Rangrezz works despite being saddled with a rather cliched plot, writes Ankur Pathak.
Rangrezz (remake of Tamil hit Naadodigal), which in Hindi means the person who dyes clothes (the symbolic meaning being someone who adds color to life), is a powerful film about three seemingly aimless youngsters living in the chawls of Mumbai, who are blinded by the idea of friendship, and see nothing wrong in risking their lives in the name of friendship.
Their humble background has probably rendered them with large hearts, but not-so-large ambitions as their idea of a better future is restricted to securing middle-class jobs.
Jackky Bhagnani’s Rishi leads the trio preoccupied with careless abandon of youth; and decides on a whim to help a young lad from Lalitpur elope with his girlfriend, even as their politically affluent families vehemently oppose the match.
Rishi's two friends don't even know who they are risking their lives for but it doesn’t matter. They are not only determined, but have strong notions that love shouldn’t suffer at any cost.
Ostensibly, it's the classic rebel-without-a-cause situation, but when you have someone like Priyadarshan calling the shots, expect fireworks. The explosions may not ring as loud as they are expected to but the director does pretty well with a plot that is rather clichéd and over-abused.
Using the runaway bride set-up as a determining tool of undying friendship (one loses a limb, the other suffers from impaired hearing), Priyadarshan creates a landscape of intense conflict where he then carefully places themes of youthful delinquency, unaccountable betrayal, and most of all the complex mechanism of Indian marriages.
The three actors: Jackky Bhagnani, Vijay Verma and Amitosh Nagpal perform with remarkable efficiency. Bhagnnani’s improvement from where he started out is terrific in terms of the confidence he shows as an actor but he really needs to work on his screen presence.
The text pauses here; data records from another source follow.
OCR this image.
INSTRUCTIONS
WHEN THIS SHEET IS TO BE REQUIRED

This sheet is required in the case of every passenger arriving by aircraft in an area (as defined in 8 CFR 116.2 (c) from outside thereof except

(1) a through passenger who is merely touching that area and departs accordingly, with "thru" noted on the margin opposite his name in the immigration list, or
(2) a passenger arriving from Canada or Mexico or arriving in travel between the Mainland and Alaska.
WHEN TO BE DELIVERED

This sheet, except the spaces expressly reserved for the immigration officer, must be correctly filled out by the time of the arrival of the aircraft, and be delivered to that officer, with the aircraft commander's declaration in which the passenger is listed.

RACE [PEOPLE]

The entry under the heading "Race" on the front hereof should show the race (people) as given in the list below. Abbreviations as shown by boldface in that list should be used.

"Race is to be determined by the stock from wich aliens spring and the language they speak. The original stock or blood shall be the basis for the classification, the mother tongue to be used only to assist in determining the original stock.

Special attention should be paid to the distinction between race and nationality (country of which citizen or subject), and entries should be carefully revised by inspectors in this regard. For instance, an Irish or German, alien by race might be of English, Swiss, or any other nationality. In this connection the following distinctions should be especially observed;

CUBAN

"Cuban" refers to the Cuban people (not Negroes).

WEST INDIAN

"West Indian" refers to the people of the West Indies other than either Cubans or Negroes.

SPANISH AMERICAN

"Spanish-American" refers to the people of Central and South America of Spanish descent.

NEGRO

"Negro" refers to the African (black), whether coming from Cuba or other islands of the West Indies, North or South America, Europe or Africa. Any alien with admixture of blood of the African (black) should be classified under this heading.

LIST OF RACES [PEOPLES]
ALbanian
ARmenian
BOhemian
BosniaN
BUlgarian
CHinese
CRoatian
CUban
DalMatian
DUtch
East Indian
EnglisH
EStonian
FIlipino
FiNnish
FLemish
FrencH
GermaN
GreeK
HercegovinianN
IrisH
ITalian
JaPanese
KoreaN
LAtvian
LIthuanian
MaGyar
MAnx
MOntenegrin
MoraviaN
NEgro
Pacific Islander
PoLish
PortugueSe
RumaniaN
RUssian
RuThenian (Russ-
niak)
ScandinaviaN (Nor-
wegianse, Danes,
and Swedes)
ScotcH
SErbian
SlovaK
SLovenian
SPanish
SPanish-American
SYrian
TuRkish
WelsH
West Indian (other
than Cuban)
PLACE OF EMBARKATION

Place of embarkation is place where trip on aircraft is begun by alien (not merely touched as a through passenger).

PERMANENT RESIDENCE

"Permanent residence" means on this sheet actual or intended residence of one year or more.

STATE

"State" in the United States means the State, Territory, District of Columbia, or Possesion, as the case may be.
The other two actors, especially Vijay Verma who plays Pakkya is unbelievably spot-on as the roadside youth who cracks one fiery one-liner after another with the perfect accent and impeccable timing. Priya Anand who plays Bhagnani’s love interest is slightly annoying.
The supporting cast also performs exceptionally well (particularly Pankaj Tripathi and Lushin Dubey as warring politicians), and that kind of keeps us engaged despite the film’s rather shaky premise.
In what can be termed as Rajpal Yadav’s comeback, the actor rocks the screen with enormous doses of comic relief.
The joy of Rangrezz is also in the details it captures, thanks to the ever-reliable Santosh Sivan who photographs the film with a gritty sophistication while the production-designers create a convincing world of the struggling middle-class; the constant focus on the Bandra-Worli sea-link metaphorically representing aspirations of a prosperous life ahead.
What’s sweeping is the vibrant urgency with which the camera detains some of the movie’s crucial scenes. The exaggerated background score compliments the swift camera movements, but somewhere the Singham-esque violence doesn’t fit in.
Rangrezz is a powerful social drama that brims with the urgency of the young and the audacious. Its ideology may be deeply flawed but perhaps that’s the point the film is trying to make: being clueless; and often misguided while being young is probably the right way towards self-discovery.